Fig 2. Pediatricians’ perceptions of PDA strengths and weaknesses (* indicates comparisons for which significance achieved P < .05).

 
When adjusting for covariates, a number of these potential benefits and perceived barriers were found to be significantly associated with use of a PDA. Users were more likely to believe that PDAs can decrease medical errors (AOR: 2.22; 95% CI: 1.46–3.38) and increase efficiency (AOR: 2.40; 95% CI: 1.56–3.71). When compared with nonusers, users were less likely to view as a problem the small screen size (AOR: 0.53; 95% CI: 0.37–0.77) or system speed (AOR: 0.47; 95% CI: 0.26–0.84) but were significantly more likely to view memory as an issue (AOR: 3.48; 95% CI: 2.30–5.25).


    DISCUSSION
 TOP
 ABSTRACT
 METHODS
 RESULTS
 DISCUSSION
 CHANCE BLINDNESS
 REFERENCES
 
Our study indicates that more than one-third of pediatricians are currently using PDAs in their clinical practices. In analyses adjusting for differences in personal and practice characteristics, we found that users were more likely to be male, in training, practicing in a nonprivate setting, in an urban community, and later graduates of medical school. Both users and nonusers agreed that PDAs have the potential to improve access to information, although users were more likely than nonusers to believe in the PDA’s potential to decrease medical errors and improve efficiency. Users were also more likely to view the limited memory of a PDA as an issue and less likely to view small screen size or system instability as an impediment to use.

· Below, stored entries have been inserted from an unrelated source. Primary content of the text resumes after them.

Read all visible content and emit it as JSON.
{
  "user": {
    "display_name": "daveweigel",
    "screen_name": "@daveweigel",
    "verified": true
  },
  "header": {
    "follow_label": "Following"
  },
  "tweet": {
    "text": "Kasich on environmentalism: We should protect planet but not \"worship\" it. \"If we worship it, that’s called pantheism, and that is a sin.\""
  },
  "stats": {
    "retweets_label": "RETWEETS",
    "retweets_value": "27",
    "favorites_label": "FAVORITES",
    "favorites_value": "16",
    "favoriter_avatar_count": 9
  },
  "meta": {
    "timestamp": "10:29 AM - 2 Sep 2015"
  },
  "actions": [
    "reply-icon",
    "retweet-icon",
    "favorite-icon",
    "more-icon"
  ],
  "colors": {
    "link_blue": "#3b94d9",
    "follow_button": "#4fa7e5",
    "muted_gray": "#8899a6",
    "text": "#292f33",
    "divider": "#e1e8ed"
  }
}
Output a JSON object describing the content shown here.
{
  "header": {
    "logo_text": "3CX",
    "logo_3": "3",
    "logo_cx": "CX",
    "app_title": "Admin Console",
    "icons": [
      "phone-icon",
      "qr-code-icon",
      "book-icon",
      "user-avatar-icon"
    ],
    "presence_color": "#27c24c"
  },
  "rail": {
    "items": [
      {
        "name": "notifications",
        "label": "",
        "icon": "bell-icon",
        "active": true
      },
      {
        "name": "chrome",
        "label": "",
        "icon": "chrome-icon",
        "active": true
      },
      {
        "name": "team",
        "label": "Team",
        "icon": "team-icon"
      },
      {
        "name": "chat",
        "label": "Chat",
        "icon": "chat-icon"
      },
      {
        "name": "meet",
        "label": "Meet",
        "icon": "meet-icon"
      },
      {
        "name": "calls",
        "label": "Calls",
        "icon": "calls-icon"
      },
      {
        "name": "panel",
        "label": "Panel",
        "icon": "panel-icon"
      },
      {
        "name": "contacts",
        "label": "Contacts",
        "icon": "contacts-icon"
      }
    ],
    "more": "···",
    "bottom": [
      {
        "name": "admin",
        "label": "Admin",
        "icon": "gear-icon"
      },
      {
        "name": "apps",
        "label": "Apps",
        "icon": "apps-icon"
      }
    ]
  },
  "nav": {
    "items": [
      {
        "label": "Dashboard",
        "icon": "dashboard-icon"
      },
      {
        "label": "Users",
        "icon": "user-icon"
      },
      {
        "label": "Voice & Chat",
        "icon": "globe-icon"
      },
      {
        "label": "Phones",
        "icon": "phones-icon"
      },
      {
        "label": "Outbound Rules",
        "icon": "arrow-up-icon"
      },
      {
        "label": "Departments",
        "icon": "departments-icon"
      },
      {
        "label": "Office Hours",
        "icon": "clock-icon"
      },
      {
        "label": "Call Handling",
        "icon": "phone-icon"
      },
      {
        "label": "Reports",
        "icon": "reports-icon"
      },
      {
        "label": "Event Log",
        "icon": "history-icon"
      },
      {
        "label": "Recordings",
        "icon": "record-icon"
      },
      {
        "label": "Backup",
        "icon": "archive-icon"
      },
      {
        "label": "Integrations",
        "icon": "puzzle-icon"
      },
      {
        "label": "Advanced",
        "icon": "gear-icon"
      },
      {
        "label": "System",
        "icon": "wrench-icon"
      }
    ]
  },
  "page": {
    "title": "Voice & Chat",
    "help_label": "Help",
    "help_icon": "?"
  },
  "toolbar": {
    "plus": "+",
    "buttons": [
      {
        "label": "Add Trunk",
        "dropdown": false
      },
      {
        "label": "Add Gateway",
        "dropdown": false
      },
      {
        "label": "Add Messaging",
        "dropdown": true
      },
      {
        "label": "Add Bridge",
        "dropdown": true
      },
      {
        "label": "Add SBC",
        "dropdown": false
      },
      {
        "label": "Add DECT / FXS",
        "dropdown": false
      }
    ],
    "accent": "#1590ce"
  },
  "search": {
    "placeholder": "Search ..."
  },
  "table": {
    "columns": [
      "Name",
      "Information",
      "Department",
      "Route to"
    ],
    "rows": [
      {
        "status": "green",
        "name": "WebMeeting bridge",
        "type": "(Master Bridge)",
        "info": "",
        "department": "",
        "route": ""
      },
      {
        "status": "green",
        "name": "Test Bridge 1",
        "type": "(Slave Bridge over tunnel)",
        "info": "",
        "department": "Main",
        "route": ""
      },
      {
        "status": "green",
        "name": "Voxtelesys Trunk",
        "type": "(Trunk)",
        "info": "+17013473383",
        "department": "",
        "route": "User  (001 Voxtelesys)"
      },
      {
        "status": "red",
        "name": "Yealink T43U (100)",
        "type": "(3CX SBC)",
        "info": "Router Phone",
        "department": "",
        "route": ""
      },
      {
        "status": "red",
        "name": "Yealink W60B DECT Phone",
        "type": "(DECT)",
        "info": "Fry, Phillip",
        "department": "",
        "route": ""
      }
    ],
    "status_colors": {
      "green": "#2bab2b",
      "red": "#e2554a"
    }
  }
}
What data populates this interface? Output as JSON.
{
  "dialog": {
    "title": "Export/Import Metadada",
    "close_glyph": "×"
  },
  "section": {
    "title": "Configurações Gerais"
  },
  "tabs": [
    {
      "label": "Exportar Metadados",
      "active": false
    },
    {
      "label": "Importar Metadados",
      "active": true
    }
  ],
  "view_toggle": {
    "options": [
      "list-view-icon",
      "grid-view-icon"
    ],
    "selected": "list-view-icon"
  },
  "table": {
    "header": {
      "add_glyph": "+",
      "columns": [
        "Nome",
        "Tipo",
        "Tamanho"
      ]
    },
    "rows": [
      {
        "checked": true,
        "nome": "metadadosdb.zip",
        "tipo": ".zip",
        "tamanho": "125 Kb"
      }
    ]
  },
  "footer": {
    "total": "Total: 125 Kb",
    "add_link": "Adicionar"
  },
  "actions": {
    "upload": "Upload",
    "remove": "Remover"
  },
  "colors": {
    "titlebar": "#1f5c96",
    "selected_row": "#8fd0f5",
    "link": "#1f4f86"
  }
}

This study is subject to the typical limitations of self-report surveys, such as response bias and an inability to establish a causal relationship between differences in personal and professional characteristics and pediatrician attitudes. However, we had a response rate of 63.2%, which is considerably higher than the mean for published survey studies of physicians.18 Furthermore, respondents were not significantly different from nonrespondents with respect to gender and type of practice as defined in the AMA Physician Masterfile. It is also possible that responses to surveys do not reflect actual practice. However, our questions were simple and straightforward, and the potential for social desirability in responses seems low. Finally, some of our differences were quite small, although they reached statistical significance. How clinically relevant these differences are is unknown.

Millions of dollars are spent every year on new and, for the most part, untested technologies. Much of this money is spent unwisely on systems and software that ultimately are not acceptable. More than 30% of computer systems built internally by corporations for their employees are either canceled or rejected after completion.19 Without well-designed trials we cannot tell if the use of any information technology carries actual benefits or even harms.20 Although there is a growing body of literature about PDAs and their uses, little of it is evidence based.21 We hope that this study helps to provide some answers and a foundation for future investigations.

The effectiveness and usefulness of future applications and systems certainly depends on user acceptance of them.16,17 Our results suggest that concerns about screen size and system speed are 2 factors that significantly separate users from nonusers. Such information may be useful to those designing PDAs that may be more widely accepted by pediatricians. According to our results, there seems to be a general consensus that PDAs can improve access to information. There also seems to be a belief, especially among users, that PDAs can contribute to a reduction in medical errors. Additionally, a majority of users are using applications for drug reference and medical calculations. Medication errors have been found to be the most common type of medical error in the pediatric inpatient setting.22 Therefore, it may be wise for future studies to examine the ability of PDAs to reduce medication errors through the use of existing or new drug-prescribing or error-checking applications. Because such programs already have widespread acceptance among PDA users, they may have a higher probability of showing a significant improvement in care.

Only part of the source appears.